° 06 °

268 70 2
                                    

"Bajingan," Juna menggeram pelan.

Ternyata semesta memang sedang tidak berpihak padanya. Kesialannya benar-benar terus berlanjut. Ia tahu itu, maka dari itu dia sedari tadi meyakinkan dirinya bahwa ia akan menang. Namun sayang sejuta sayang, Juna harus menerima kekalahan dan menekan harga dirinya untuk berkenalan dengan gadis petinju yang tadi bermain.

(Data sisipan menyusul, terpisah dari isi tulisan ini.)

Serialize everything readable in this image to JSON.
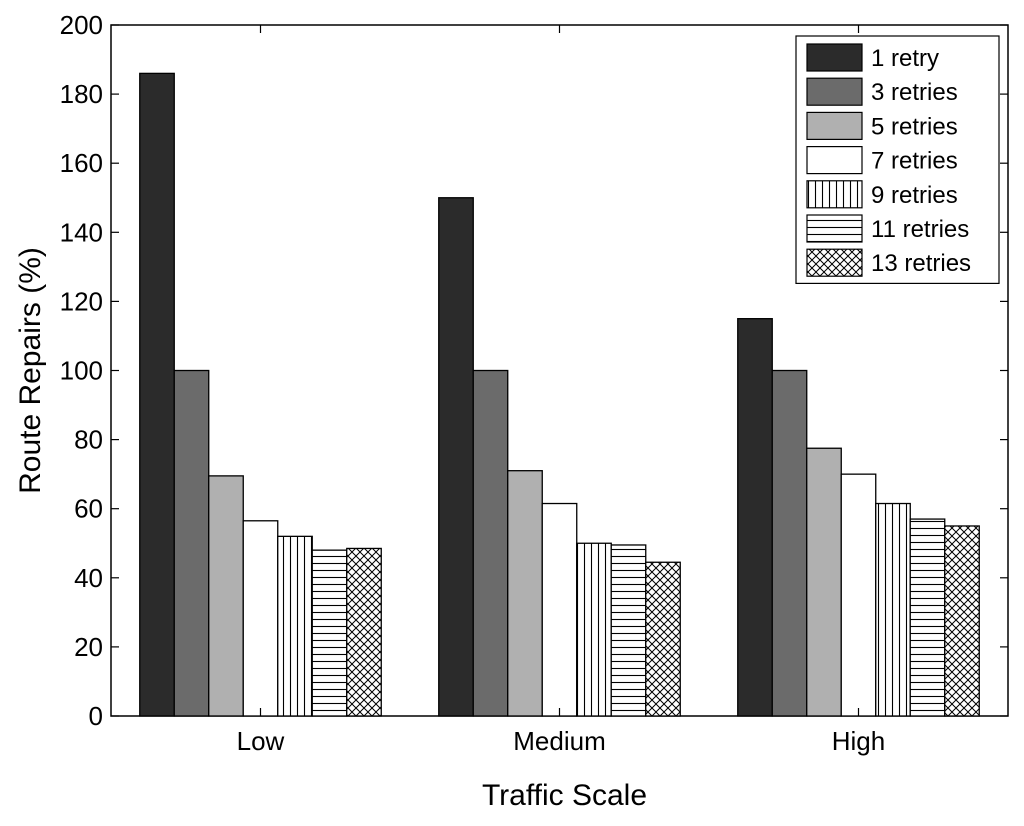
{
  "chart_data": {
    "type": "bar",
    "title": "",
    "xlabel": "Traffic Scale",
    "ylabel": "Route Repairs (%)",
    "ylim": [
      0,
      200
    ],
    "yticks": [
      0,
      20,
      40,
      60,
      80,
      100,
      120,
      140,
      160,
      180,
      200
    ],
    "categories": [
      "Low",
      "Medium",
      "High"
    ],
    "legend_position": "top-right",
    "series": [
      {
        "name": "1 retry",
        "values": [
          186,
          150,
          115
        ],
        "fill": "#2b2b2b",
        "pattern": "solid"
      },
      {
        "name": "3 retries",
        "values": [
          100,
          100,
          100
        ],
        "fill": "#6b6b6b",
        "pattern": "solid"
      },
      {
        "name": "5 retries",
        "values": [
          69.5,
          71,
          77.5
        ],
        "fill": "#b0b0b0",
        "pattern": "solid"
      },
      {
        "name": "7 retries",
        "values": [
          56.5,
          61.5,
          70
        ],
        "fill": "#ffffff",
        "pattern": "solid"
      },
      {
        "name": "9 retries",
        "values": [
          52,
          50,
          61.5
        ],
        "fill": "#ffffff",
        "pattern": "vertical"
      },
      {
        "name": "11 retries",
        "values": [
          48,
          49.5,
          57
        ],
        "fill": "#ffffff",
        "pattern": "horizontal"
      },
      {
        "name": "13 retries",
        "values": [
          48.5,
          44.5,
          55
        ],
        "fill": "#ffffff",
        "pattern": "crosshatch"
      }
    ]
  }
}
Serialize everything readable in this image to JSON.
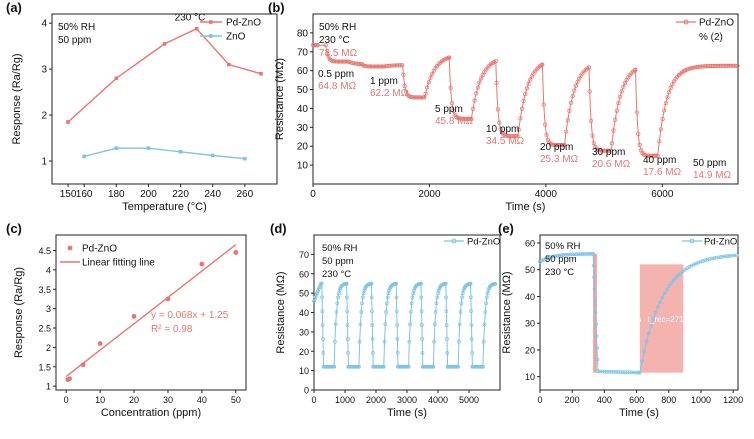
{
  "colors": {
    "pd": "#e8766f",
    "pd_light": "#f2a19b",
    "zno": "#7fc3e6",
    "axis": "#222222",
    "shade": "#f08a84"
  },
  "chart_data": [
    {
      "id": "a",
      "type": "line",
      "panel_label": "(a)",
      "annotations": [
        "50% RH",
        "50 ppm",
        "230 °C"
      ],
      "xlabel": "Temperature (°C)",
      "ylabel": "Response (Ra/Rg)",
      "xlim": [
        140,
        280
      ],
      "ylim": [
        0.5,
        4.2
      ],
      "xticks": [
        150,
        160,
        180,
        200,
        220,
        240,
        260
      ],
      "yticks": [
        1,
        2,
        3,
        4
      ],
      "series": [
        {
          "name": "Pd-ZnO",
          "x": [
            150,
            180,
            210,
            230,
            250,
            270
          ],
          "y": [
            1.85,
            2.8,
            3.55,
            3.88,
            3.1,
            2.9
          ]
        },
        {
          "name": "ZnO",
          "x": [
            160,
            180,
            200,
            220,
            240,
            260
          ],
          "y": [
            1.1,
            1.28,
            1.28,
            1.2,
            1.12,
            1.05
          ]
        }
      ]
    },
    {
      "id": "b",
      "type": "line",
      "panel_label": "(b)",
      "annotations": [
        "50% RH",
        "230 °C"
      ],
      "xlabel": "Time (s)",
      "ylabel": "Resistance (MΩ)",
      "xlim": [
        0,
        7300
      ],
      "ylim": [
        0,
        90
      ],
      "xticks": [
        0,
        2000,
        4000,
        6000
      ],
      "yticks": [
        10,
        20,
        30,
        40,
        50,
        60,
        70,
        80
      ],
      "legend": [
        "Pd-ZnO",
        "% (2)"
      ],
      "baseline_label": "73.5 MΩ",
      "steps": [
        {
          "conc": "0.5 ppm",
          "value": "64.8 MΩ",
          "min": 64.8
        },
        {
          "conc": "1 ppm",
          "value": "62.2 MΩ",
          "min": 62.2
        },
        {
          "conc": "5 ppm",
          "value": "45.8 MΩ",
          "min": 45.8
        },
        {
          "conc": "10 ppm",
          "value": "34.5 MΩ",
          "min": 34.5
        },
        {
          "conc": "20 ppm",
          "value": "25.3 MΩ",
          "min": 25.3
        },
        {
          "conc": "30 ppm",
          "value": "20.6 MΩ",
          "min": 20.6
        },
        {
          "conc": "40 ppm",
          "value": "17.6 MΩ",
          "min": 17.6
        },
        {
          "conc": "50 ppm",
          "value": "14.9 MΩ",
          "min": 14.9
        }
      ]
    },
    {
      "id": "c",
      "type": "scatter",
      "panel_label": "(c)",
      "xlabel": "Concentration (ppm)",
      "ylabel": "Response (Ra/Rg)",
      "xlim": [
        -3,
        53
      ],
      "ylim": [
        0.9,
        4.9
      ],
      "xticks": [
        0,
        10,
        20,
        30,
        40,
        50
      ],
      "yticks": [
        1,
        1.5,
        2,
        2.5,
        3,
        3.5,
        4,
        4.5
      ],
      "legend": [
        "Pd-ZnO",
        "Linear fitting line"
      ],
      "equation": "y = 0.068x + 1.25",
      "r2": "R² = 0.98",
      "fit": {
        "slope": 0.068,
        "intercept": 1.25
      },
      "x": [
        0.5,
        1,
        5,
        10,
        20,
        30,
        40,
        50
      ],
      "y": [
        1.17,
        1.19,
        1.55,
        2.1,
        2.8,
        3.25,
        4.15,
        4.45
      ]
    },
    {
      "id": "d",
      "type": "line",
      "panel_label": "(d)",
      "annotations": [
        "50% RH",
        "50 ppm",
        "230 °C"
      ],
      "xlabel": "Time (s)",
      "ylabel": "Resistance (MΩ)",
      "xlim": [
        0,
        6000
      ],
      "ylim": [
        0,
        80
      ],
      "xticks": [
        0,
        1000,
        2000,
        3000,
        4000,
        5000
      ],
      "yticks": [
        0,
        10,
        20,
        30,
        40,
        50,
        60,
        70
      ],
      "legend": [
        "Pd-ZnO"
      ],
      "cycles": 7,
      "high": 55,
      "low": 12
    },
    {
      "id": "e",
      "type": "line",
      "panel_label": "(e)",
      "annotations": [
        "50% RH",
        "50 ppm",
        "230 °C"
      ],
      "xlabel": "Time (s)",
      "ylabel": "Resistance (MΩ)",
      "xlim": [
        0,
        1230
      ],
      "ylim": [
        5,
        63
      ],
      "xticks": [
        0,
        200,
        400,
        600,
        800,
        1000,
        1200
      ],
      "yticks": [
        10,
        20,
        30,
        40,
        50,
        60
      ],
      "legend": [
        "Pd-ZnO"
      ],
      "t_res": "t_res=23.2 s",
      "t_rec": "t_rec=271.6 s",
      "gas_on": 330,
      "gas_off": 620,
      "high": 56,
      "low": 11.5
    }
  ]
}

Juna akui, permainan gadis itu hebat. Ia bisa memukul telak lawannya, padahal fitur lelaki itu 2x besar sang gadis.

"HAHA," Gyan menertawakan Juna yang kalah dalam permainan 3 ronde.

"Semangat ya bro, kata orang sini cewe tadi galak," Gyan menyikut pelan Juna.

"Bilang aja lo yang mau kenalan Gy," Kevin menyahut temannya itu.

"Selera gue si, tapi gue kan mau nemenin lo ngejomblo Bang," Gyan menaik turunkan alisnya mengejek Kevin.

"Lo coba aja pake topik pertandingan dia minggu depan sama Pepeng, laki-laki yang pake baju biru di sana," Yuqi bersuara dengan menunjuk seorang laki-laki yang tak jauh dari meja mereka.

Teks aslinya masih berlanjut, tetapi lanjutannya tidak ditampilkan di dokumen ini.